熱学思想の史的展開〈3〉熱とエントロピー (ちくま学芸文庫)

熱学思想の史的展開〈3〉熱とエントロピー (ちくま学芸文庫)

図書館の新着コーナーにあったので読了。熱力学はいまだに苦手意識があるというか、よくわからないまま放置してる感があるが、やはりこうした歴史的な経緯と合わせて解説されると分りやすい(ごめんなさい正直途中の式の導出とかは結構飛ばしました(汗))。特に熱力学第二法則はエネルギーの散逸のみを意味しているのではなく、物質の散逸をも意味しており、クラウジウスによるエントロピー概念は当初これらの和として定義された、という話はなるほどと思った。物質の拡散によってもエントロピーは増大し、環境汚染を除去し元の状態に復元するためには夥しい量のエネルギーを必要とする、という話はいまでは当たり前かも知れないが、著者は30年前から(あるいはクラウジウスは100年以上前から?)警告していたというのだからすごい。

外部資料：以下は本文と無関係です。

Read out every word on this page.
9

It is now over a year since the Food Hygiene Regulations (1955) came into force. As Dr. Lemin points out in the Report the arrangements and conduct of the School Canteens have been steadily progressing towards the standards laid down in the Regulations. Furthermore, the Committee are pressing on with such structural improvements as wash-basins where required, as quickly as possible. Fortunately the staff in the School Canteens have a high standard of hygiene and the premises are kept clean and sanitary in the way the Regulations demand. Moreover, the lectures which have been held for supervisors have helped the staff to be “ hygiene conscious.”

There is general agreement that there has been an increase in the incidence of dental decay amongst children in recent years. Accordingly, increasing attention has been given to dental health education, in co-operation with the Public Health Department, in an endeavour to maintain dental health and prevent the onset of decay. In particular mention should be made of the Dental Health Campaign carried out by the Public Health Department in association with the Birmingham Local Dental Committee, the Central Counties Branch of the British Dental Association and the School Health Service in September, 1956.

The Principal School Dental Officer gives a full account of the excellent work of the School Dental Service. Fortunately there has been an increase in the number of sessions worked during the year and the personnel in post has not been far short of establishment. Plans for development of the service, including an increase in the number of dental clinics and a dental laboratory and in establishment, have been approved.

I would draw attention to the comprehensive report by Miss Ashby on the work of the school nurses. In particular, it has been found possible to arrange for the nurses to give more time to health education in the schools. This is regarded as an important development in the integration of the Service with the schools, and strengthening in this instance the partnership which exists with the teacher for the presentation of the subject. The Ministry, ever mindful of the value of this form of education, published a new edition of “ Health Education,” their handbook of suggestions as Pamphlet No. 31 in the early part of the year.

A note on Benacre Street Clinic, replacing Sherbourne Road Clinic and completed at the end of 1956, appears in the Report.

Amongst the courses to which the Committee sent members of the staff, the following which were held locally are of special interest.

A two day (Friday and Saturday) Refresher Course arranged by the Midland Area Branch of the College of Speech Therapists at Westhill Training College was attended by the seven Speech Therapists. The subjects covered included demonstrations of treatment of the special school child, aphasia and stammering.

後はトムソンによる絶対温度の定義がカルノー関数によってなされるという話が興味深かった(やっぱカルノーって天才だわ)。熱力の授業で習ったのかどうかさえもはや記憶も曖昧だが、こうして何度も勉強するというのは本当に大事なことだなぁと思った。昔は一度聞いた話だから飛ばしていいやなんて不真面目に聞き流していたけど、年々自分の不出来さが身にしみて分かるにつれて、何度も何度も繰り返し聞かないと身につかないことが分かってしまった。一生これ勉強ですな。